I wrote a Medium post on it, and I will highlight the main points while I leave it to you to read the rest: https://medium.com/@jonathan.moo/9-tips-for-succeeding-in-a-data-analytics-boot-camp-ac72b124535d
Before the Break
We really want folks to know each other better, and this can be a prelude to project work.
If you need to confirm your software installations, use the break to do so.
Break for 15 minutes starting from 8:05pm
Group Activity: The Great Debate
Which food do Americans prefer? Italian or Mexican food?
Not the greatest question ever because it lacks an obvious business outcome, but it’s an exaggeration to prove a point.
Many times, binary classification is very important, and I will give you some examples:
- Is this image family safe? Or no?
- Is the sports prediction accurate after the fact, or no?
Analytics Paradigm
The team and business context can shift how this paradigm is going to work for you.
Often, we use Agile principles and methodologies to run teams so that we produce regular and repeatable outputs, in order to move the work towards our business outcomes. It is by no means a waterfall formula.
- “Waterfall” means it flows from top to bottom, and it is usually inflexible.

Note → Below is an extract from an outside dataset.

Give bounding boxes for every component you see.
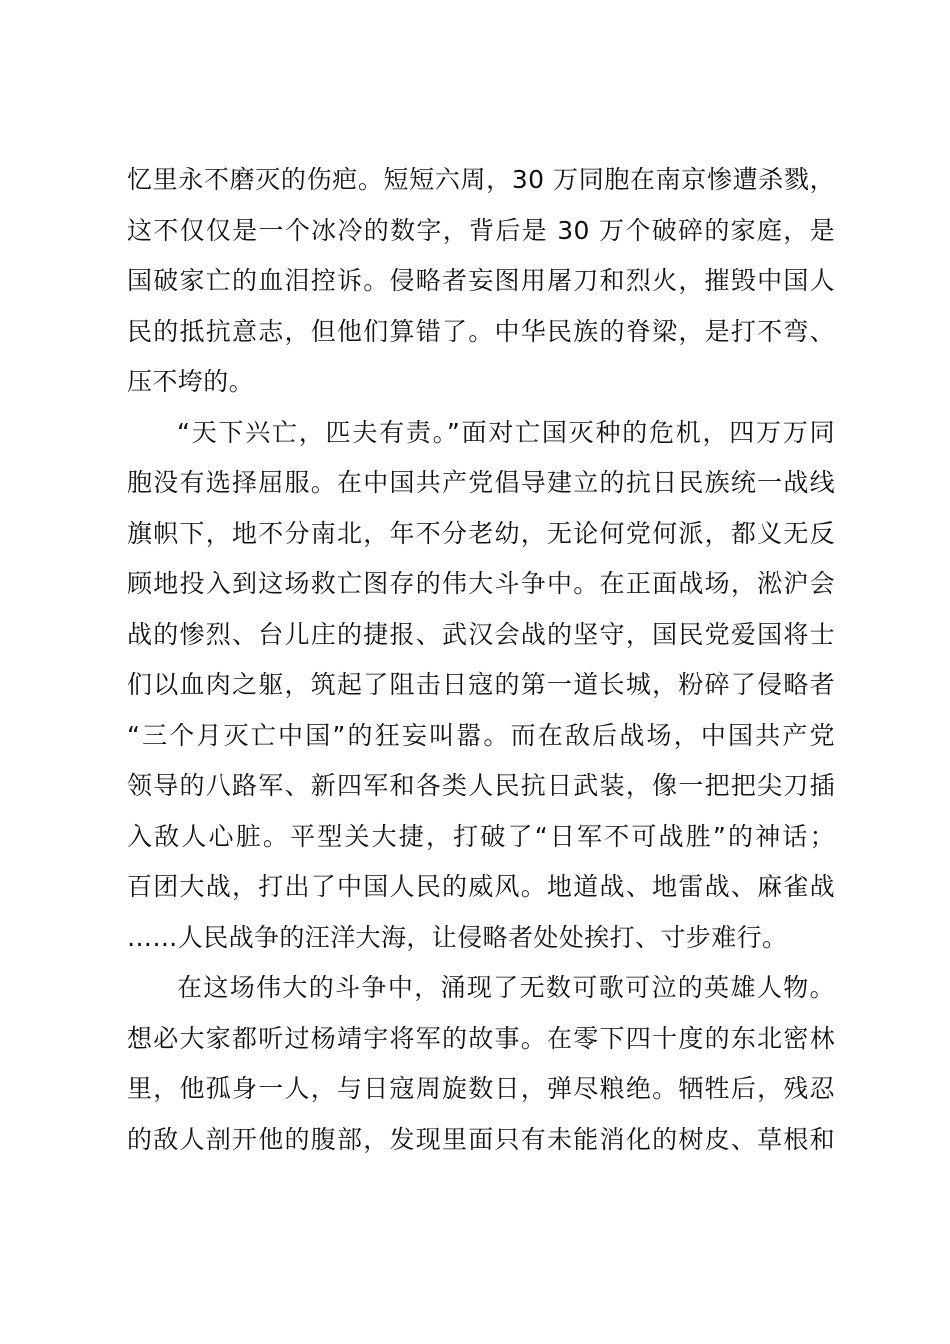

- In agile, this process is going to be iterative and flexible.
- We use milestones as maturity indicators for a project, and the analytics paradigm fits into our milestones.

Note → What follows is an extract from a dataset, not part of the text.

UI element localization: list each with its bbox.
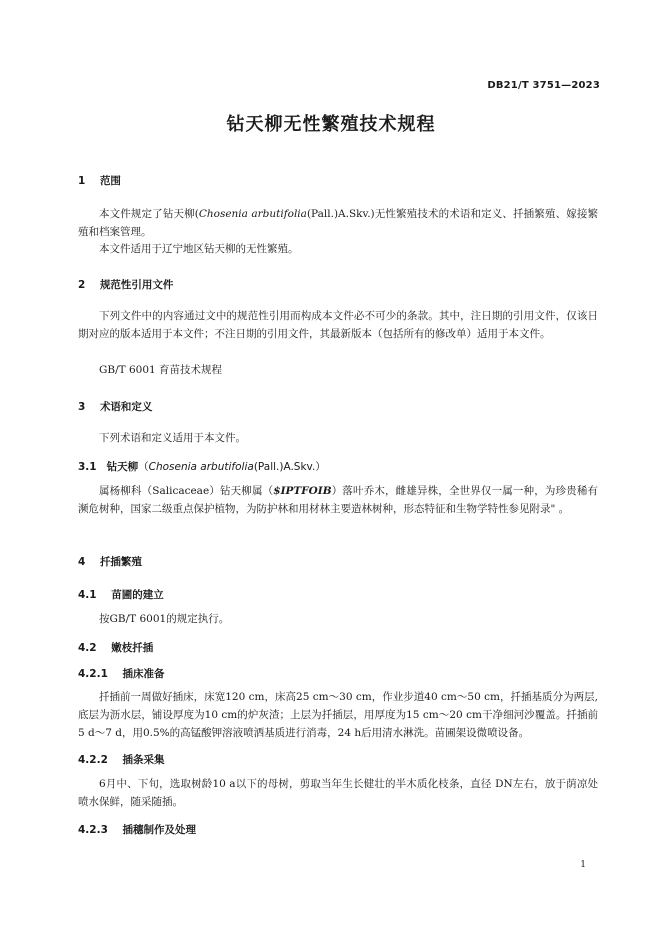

- Agile is out of scope in terms of learning, but do remember to be flexible in how you use the analytics paradigm.
In many companies, if you’re a data analyst, data engineer, or a data scientist, you will work with a scrum master who will work with you to apply this analytics paradigm with agile principles. Thus, you don’t have to be overtly concerned with agile principles.
Group Activity: Predicting Gentrification
What is `Gentrification`?
It is the process of changing the character of a neighborhood through the influx of more affluent residents and businesses.
Homework Discussion
I’m not the person grading your assignments. There’s a team that does it.
- This promotes objectivity.
What is the goal of the next homework?
- To ensure you can manipulate data within Excel at will, and perform an EDA over the data set
- There are many ways or tools to use, but Excel is one of the “lowest barrier to entry” tools available in the market.
- Excel has a hard limit in terms of the volume of data it can take. If it goes above a million records, you can expect sluggish behavior from your local machine.
- That’s because your local machine has limits to the amount of memory and processing power. In data science, volume of data matters in terms of accuracy, and thus we use cloud computing regularly to analyze data.
- However, applying your EDA on a sample size that is statistically significant is very important to prove your logic, because engineering and computing is expensive. Excel can be very useful in this regard.